(DailyVantage.com) – Republican Former Maryland Gov. Larry Hogan said in a CNN interview that the No Labels group would likely launch a third-party candidate alternative if former President Donald Trump and President Joe Biden win their party’s nominations. Hogan, the national co-chairman of No Labels, has been pushing for a third-party ticket.
The speculation about who would be their candidate includes former Gov. Charlie Baker (R-MA), Gov. Chris Sununu (R-NH), and Sen. Joe Manchin (D-WV).

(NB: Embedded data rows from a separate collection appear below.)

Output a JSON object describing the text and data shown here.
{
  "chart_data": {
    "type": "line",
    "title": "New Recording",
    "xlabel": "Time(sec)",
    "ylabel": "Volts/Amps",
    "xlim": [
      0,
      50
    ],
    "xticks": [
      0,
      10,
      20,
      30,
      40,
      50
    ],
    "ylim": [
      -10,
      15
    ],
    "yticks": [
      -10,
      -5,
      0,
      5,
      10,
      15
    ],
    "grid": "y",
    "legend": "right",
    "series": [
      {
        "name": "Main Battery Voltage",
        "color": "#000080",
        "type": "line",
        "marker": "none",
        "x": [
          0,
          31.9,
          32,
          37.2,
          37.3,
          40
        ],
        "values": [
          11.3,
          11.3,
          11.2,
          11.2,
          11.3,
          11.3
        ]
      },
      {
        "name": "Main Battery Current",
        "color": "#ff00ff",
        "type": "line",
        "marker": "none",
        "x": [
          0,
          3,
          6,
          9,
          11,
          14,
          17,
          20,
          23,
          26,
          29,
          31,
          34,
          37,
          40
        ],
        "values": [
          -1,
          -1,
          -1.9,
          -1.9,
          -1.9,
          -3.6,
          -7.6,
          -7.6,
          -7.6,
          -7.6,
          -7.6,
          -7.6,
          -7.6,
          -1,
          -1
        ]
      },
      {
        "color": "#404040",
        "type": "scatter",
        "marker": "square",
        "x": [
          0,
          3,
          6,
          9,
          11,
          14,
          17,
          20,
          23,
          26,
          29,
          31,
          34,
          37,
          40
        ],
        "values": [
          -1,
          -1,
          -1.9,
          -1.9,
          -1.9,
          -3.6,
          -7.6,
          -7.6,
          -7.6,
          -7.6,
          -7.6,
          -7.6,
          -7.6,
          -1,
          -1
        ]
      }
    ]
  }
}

However, Democrats are worried third-party candidates may serve to increase the non-Biden vote share while not hindering Trump’s base.
David Axelrod, a political consultant and former White House official, believes that Trump’s campaign has a “high floor” and “low ceiling,” meaning that his base of support is large enough and that he won’t be able to reach many voters outside his base. As a result, Axelrod thinks third-party candidacies would lower the number of votes needed to win a state, potentially handing key battleground state victories to Trump. However, those against the “spoiler” theory believe that it is instead the job of the Biden re-election campaign to maintain its base of support rather than wait for other candidates to drop out.

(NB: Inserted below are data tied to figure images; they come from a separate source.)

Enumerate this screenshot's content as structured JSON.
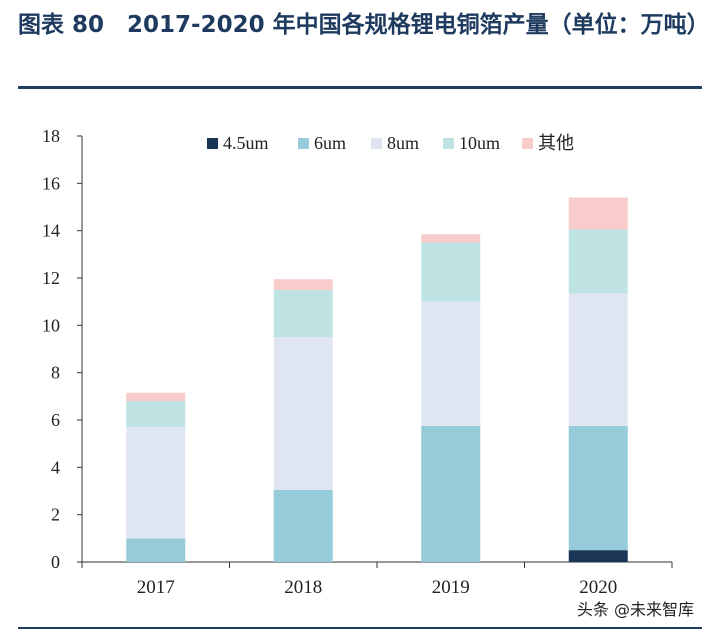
{
  "title": "图表 80　2017-2020 年中国各规格锂电铜箔产量（单位：万吨）",
  "watermark": "头条 @未来智库",
  "colors": {
    "title": "#1e3a5f",
    "rule": "#1f3d5c",
    "axis": "#333333"
  },
  "chart_data": {
    "type": "bar",
    "stacked": true,
    "title": "",
    "xlabel": "",
    "ylabel": "",
    "categories": [
      "2017",
      "2018",
      "2019",
      "2020"
    ],
    "ylim": [
      0,
      18
    ],
    "yticks": [
      0,
      2,
      4,
      6,
      8,
      10,
      12,
      14,
      16,
      18
    ],
    "grid": false,
    "legend": "top",
    "series": [
      {
        "name": "4.5um",
        "color": "#1b3556",
        "values": [
          0,
          0,
          0,
          0.5
        ]
      },
      {
        "name": "6um",
        "color": "#96cbd9",
        "values": [
          1.0,
          3.05,
          5.75,
          5.25
        ]
      },
      {
        "name": "8um",
        "color": "#dfe6f2",
        "values": [
          4.7,
          6.45,
          5.25,
          5.6
        ]
      },
      {
        "name": "10um",
        "color": "#bfe3e3",
        "values": [
          1.1,
          2.0,
          2.5,
          2.7
        ]
      },
      {
        "name": "其他",
        "color": "#f9cccc",
        "values": [
          0.35,
          0.45,
          0.35,
          1.35
        ]
      }
    ]
  }
}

Recently, Democrats attempted to block No Labels from ballot access in Arizona. However, Arizona Judge Katherine Cooper wrote that the lawsuit lacked the proper arguments or evidence for deficiencies in No Labels’ paperwork. Trump won Arizona with 48.08% of the vote in 2016 but lost with 49.06% of the vote in 2020. These election results show that a third-party candidate could lower the plurality vote Trump would need to win the state in 2024.
Cook Political Reports gives Democrats 247 electors and Republicans 235 electors, putting 56 of the 538 total electors as tossups from the four states of Arizona, Georgia, Pennsylvania, and Wisconsin. National polls on FiveThirtyEight show a narrow plurality lead for Trump in Arizona and Georgia, a tossup in Pennsylvania, and a lead for Biden in Wisconsin. While the election is over a year away, how third-party candidates could impact the 2024 election could remain relevant as campaign filing deadlines approach in swing states.